Gold prices are closely tied to the value of the U.S. dollar on the currency exchanges, however. When the dollar falls, gold tends to rise, and vice-versa. The dollar has fallen 46% vs. the euro since 1999.
The dollar has been gaining strength since December but only because other currencies look so awful. Investors have been dumping euros because they're worried about a default on Greek government bonds. They're buying dollars, if only because the U.S. seems more stable in comparison.
Keeping 5% or so of your portfolio in gold isn't a bad idea as a hedge against financial catastrophe. "It's the ultimate downside protection for events we can't forecast," says Rachel Benepe, co-manager of First Eagle Gold fund.
What's significant about this article is that he's a personal-finance columnist, not a goldbug or commodities commentator - and he says that gold as an insurance hedge is a good idea, to a mainstream audience. It's a far cry from the kind of excitement last seen at the climax of the 1970s gold bubble, but it's a small step towards that point.
We're becoming primed for a outright bubble; one of the antecedents is a large ramp-up in public awareness about the metal. Of course, the catalyst - a rip-roaring bull market that feeds off unexpectedly high inflation - is still lacking.
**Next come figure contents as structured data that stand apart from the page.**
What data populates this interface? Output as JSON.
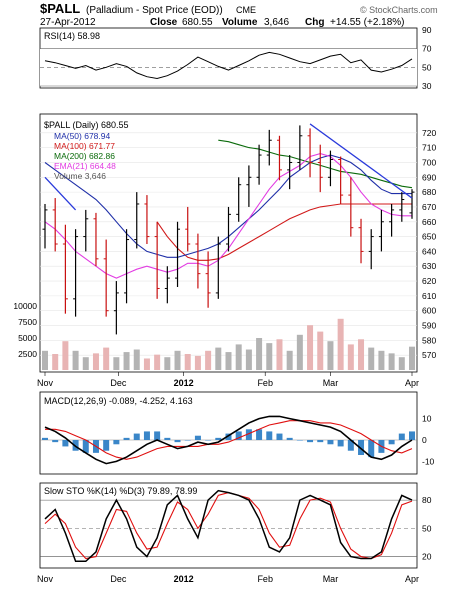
{
  "header": {
    "symbol": "$PALL",
    "description": "(Palladium - Spot Price (EOD))",
    "exchange": "CME",
    "date": "27-Apr-2012",
    "close_label": "Close",
    "close_value": "680.55",
    "volume_label": "Volume",
    "volume_value": "3,646",
    "chg_label": "Chg",
    "chg_value": "+14.55 (+2.18%)",
    "watermark": "© StockCharts.com"
  },
  "chart_data": [
    {
      "type": "line",
      "panel": "rsi",
      "title": "RSI(14) 58.98",
      "ylim": [
        30,
        90
      ],
      "yticks": [
        90,
        70,
        50,
        30
      ],
      "reference_lines": [
        70,
        50,
        30
      ],
      "series": [
        {
          "name": "RSI(14)",
          "color": "#000000",
          "values": [
            57,
            55,
            52,
            49,
            52,
            47,
            50,
            54,
            51,
            44,
            40,
            38,
            41,
            46,
            53,
            61,
            56,
            51,
            47,
            52,
            57,
            63,
            66,
            64,
            60,
            56,
            54,
            58,
            62,
            64,
            55,
            58,
            47,
            45,
            48,
            52,
            59
          ]
        }
      ]
    },
    {
      "type": "ohlc+line+bar",
      "panel": "price",
      "ylim": [
        560,
        730
      ],
      "yticks": [
        720,
        710,
        700,
        690,
        680,
        670,
        660,
        650,
        640,
        630,
        620,
        610,
        600,
        590,
        580,
        570
      ],
      "volume_ticks": [
        10000,
        7500,
        5000,
        2500
      ],
      "legend": [
        {
          "label": "$PALL (Daily) 680.55",
          "color": "#000000"
        },
        {
          "label": "MA(50) 678.94",
          "color": "#1f2fa8"
        },
        {
          "label": "MA(100) 671.77",
          "color": "#d11a1a"
        },
        {
          "label": "MA(200) 682.86",
          "color": "#0b6b0b"
        },
        {
          "label": "EMA(21) 664.48",
          "color": "#e23ce2"
        },
        {
          "label": "Volume 3,646",
          "color": "#808080"
        }
      ],
      "x_labels": [
        "Nov",
        "Dec",
        "2012",
        "Feb",
        "Mar",
        "Apr"
      ],
      "price_bars": [
        {
          "o": 655,
          "h": 672,
          "l": 642,
          "c": 668
        },
        {
          "o": 668,
          "h": 676,
          "l": 640,
          "c": 645
        },
        {
          "o": 645,
          "h": 658,
          "l": 598,
          "c": 608
        },
        {
          "o": 608,
          "h": 655,
          "l": 596,
          "c": 650
        },
        {
          "o": 650,
          "h": 668,
          "l": 640,
          "c": 662
        },
        {
          "o": 662,
          "h": 666,
          "l": 630,
          "c": 635
        },
        {
          "o": 635,
          "h": 648,
          "l": 596,
          "c": 600
        },
        {
          "o": 600,
          "h": 620,
          "l": 584,
          "c": 612
        },
        {
          "o": 612,
          "h": 655,
          "l": 605,
          "c": 648
        },
        {
          "o": 648,
          "h": 680,
          "l": 642,
          "c": 672
        },
        {
          "o": 672,
          "h": 678,
          "l": 645,
          "c": 650
        },
        {
          "o": 650,
          "h": 660,
          "l": 608,
          "c": 615
        },
        {
          "o": 615,
          "h": 630,
          "l": 605,
          "c": 622
        },
        {
          "o": 622,
          "h": 660,
          "l": 616,
          "c": 655
        },
        {
          "o": 655,
          "h": 670,
          "l": 640,
          "c": 645
        },
        {
          "o": 645,
          "h": 652,
          "l": 615,
          "c": 625
        },
        {
          "o": 625,
          "h": 640,
          "l": 602,
          "c": 612
        },
        {
          "o": 612,
          "h": 650,
          "l": 608,
          "c": 645
        },
        {
          "o": 645,
          "h": 670,
          "l": 640,
          "c": 665
        },
        {
          "o": 665,
          "h": 690,
          "l": 660,
          "c": 685
        },
        {
          "o": 685,
          "h": 698,
          "l": 670,
          "c": 690
        },
        {
          "o": 690,
          "h": 712,
          "l": 685,
          "c": 705
        },
        {
          "o": 705,
          "h": 722,
          "l": 698,
          "c": 715
        },
        {
          "o": 715,
          "h": 718,
          "l": 688,
          "c": 695
        },
        {
          "o": 695,
          "h": 705,
          "l": 682,
          "c": 700
        },
        {
          "o": 700,
          "h": 725,
          "l": 695,
          "c": 718
        },
        {
          "o": 718,
          "h": 723,
          "l": 690,
          "c": 700
        },
        {
          "o": 700,
          "h": 712,
          "l": 680,
          "c": 690
        },
        {
          "o": 690,
          "h": 708,
          "l": 684,
          "c": 702
        },
        {
          "o": 702,
          "h": 704,
          "l": 672,
          "c": 678
        },
        {
          "o": 678,
          "h": 690,
          "l": 650,
          "c": 656
        },
        {
          "o": 656,
          "h": 662,
          "l": 632,
          "c": 640
        },
        {
          "o": 640,
          "h": 655,
          "l": 628,
          "c": 650
        },
        {
          "o": 650,
          "h": 668,
          "l": 640,
          "c": 660
        },
        {
          "o": 660,
          "h": 672,
          "l": 650,
          "c": 668
        },
        {
          "o": 668,
          "h": 680,
          "l": 660,
          "c": 675
        },
        {
          "o": 666,
          "h": 682,
          "l": 662,
          "c": 680
        }
      ],
      "ma50": [
        700,
        695,
        690,
        685,
        680,
        675,
        668,
        660,
        652,
        645,
        640,
        638,
        636,
        636,
        638,
        640,
        642,
        645,
        650,
        656,
        662,
        668,
        675,
        682,
        690,
        695,
        700,
        703,
        705,
        703,
        700,
        695,
        688,
        682,
        679,
        679,
        679
      ],
      "ma100": [
        null,
        null,
        null,
        null,
        null,
        null,
        null,
        null,
        null,
        null,
        null,
        660,
        650,
        642,
        636,
        634,
        634,
        635,
        638,
        642,
        646,
        650,
        654,
        658,
        662,
        665,
        668,
        670,
        671,
        672,
        672,
        672,
        672,
        672,
        672,
        672,
        672
      ],
      "ma200": [
        null,
        null,
        null,
        null,
        null,
        null,
        null,
        null,
        null,
        null,
        null,
        null,
        null,
        null,
        null,
        null,
        null,
        715,
        714,
        712,
        710,
        709,
        707,
        705,
        704,
        702,
        700,
        698,
        696,
        694,
        693,
        692,
        690,
        688,
        686,
        684,
        683
      ],
      "ema21": [
        660,
        655,
        648,
        640,
        635,
        630,
        625,
        622,
        625,
        628,
        630,
        628,
        626,
        628,
        632,
        632,
        630,
        634,
        642,
        652,
        662,
        672,
        682,
        690,
        694,
        698,
        704,
        706,
        704,
        698,
        690,
        680,
        672,
        668,
        665,
        664,
        664
      ],
      "volume": [
        3000,
        2500,
        4500,
        3000,
        2000,
        2600,
        3500,
        2000,
        2800,
        3200,
        1800,
        2400,
        2000,
        3000,
        2500,
        2200,
        3000,
        3500,
        2800,
        4000,
        3200,
        5000,
        4200,
        4800,
        3000,
        5500,
        7000,
        6000,
        4500,
        8000,
        4000,
        4800,
        3500,
        3000,
        2600,
        2000,
        3646
      ],
      "trendlines": [
        {
          "name": "upper",
          "color": "#2a3adb",
          "from": {
            "i": 26,
            "v": 726
          },
          "to": {
            "i": 36,
            "v": 676
          }
        },
        {
          "name": "lower",
          "color": "#2a3adb",
          "from": {
            "i": 0,
            "v": 690
          },
          "to": {
            "i": 3,
            "v": 668
          }
        }
      ]
    },
    {
      "type": "line",
      "panel": "macd",
      "title": "MACD(12,26,9) -0.089, -4.252, 4.163",
      "ylim": [
        -14,
        14
      ],
      "yticks": [
        10,
        0,
        -10
      ],
      "series": [
        {
          "name": "MACD",
          "color": "#000000",
          "values": [
            6,
            4,
            1,
            -3,
            -6,
            -9,
            -11,
            -10,
            -8,
            -5,
            -2,
            0,
            -2,
            -4,
            -3,
            -1,
            -2,
            -1,
            2,
            5,
            8,
            10,
            11,
            11,
            10,
            9,
            8,
            7,
            6,
            4,
            0,
            -4,
            -8,
            -9,
            -7,
            -3,
            0
          ]
        },
        {
          "name": "Signal",
          "color": "#e01010",
          "values": [
            5,
            5,
            4,
            2,
            0,
            -3,
            -6,
            -8,
            -9,
            -8,
            -6,
            -4,
            -3,
            -3,
            -3,
            -3,
            -2,
            -2,
            -1,
            1,
            3,
            5,
            7,
            8,
            9,
            9,
            9,
            8,
            8,
            7,
            5,
            3,
            0,
            -3,
            -5,
            -6,
            -4
          ]
        }
      ]
    },
    {
      "type": "line",
      "panel": "sto",
      "title": "Slow STO %K(14) %D(3) 79.89, 78.99",
      "ylim": [
        10,
        95
      ],
      "yticks": [
        80,
        50,
        20
      ],
      "reference_lines": [
        80,
        20
      ],
      "series": [
        {
          "name": "%K",
          "color": "#000000",
          "values": [
            60,
            70,
            45,
            15,
            15,
            25,
            60,
            80,
            60,
            30,
            20,
            40,
            75,
            85,
            60,
            40,
            80,
            90,
            88,
            85,
            80,
            60,
            30,
            25,
            40,
            80,
            85,
            80,
            75,
            35,
            20,
            18,
            18,
            25,
            60,
            85,
            80
          ]
        },
        {
          "name": "%D",
          "color": "#e01010",
          "values": [
            55,
            65,
            55,
            30,
            18,
            20,
            45,
            70,
            68,
            45,
            28,
            30,
            55,
            78,
            70,
            50,
            65,
            85,
            88,
            85,
            82,
            70,
            45,
            30,
            32,
            60,
            80,
            82,
            78,
            50,
            28,
            20,
            18,
            22,
            45,
            75,
            79
          ]
        }
      ],
      "x_labels": [
        "Nov",
        "Dec",
        "2012",
        "Feb",
        "Mar",
        "Apr"
      ]
    }
  ]
}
A bubble in, say, shares, stocks or commodities happens when people believe it will "go up and up" (and is, as a rule, as with housing recently and "tech" stocks at the beginning of the millenium, again mainly driven by money inflation). Gold in contrast is a hedge against inflation and against looming sovereign defaults. Inflation by definition is the increase in money supply. There's no doubt that this has happened several fold in only two years. So there is inflation. Hence there is no gold bubble, as gold has not appreciated by a tenth even of what the monetary base has expanded!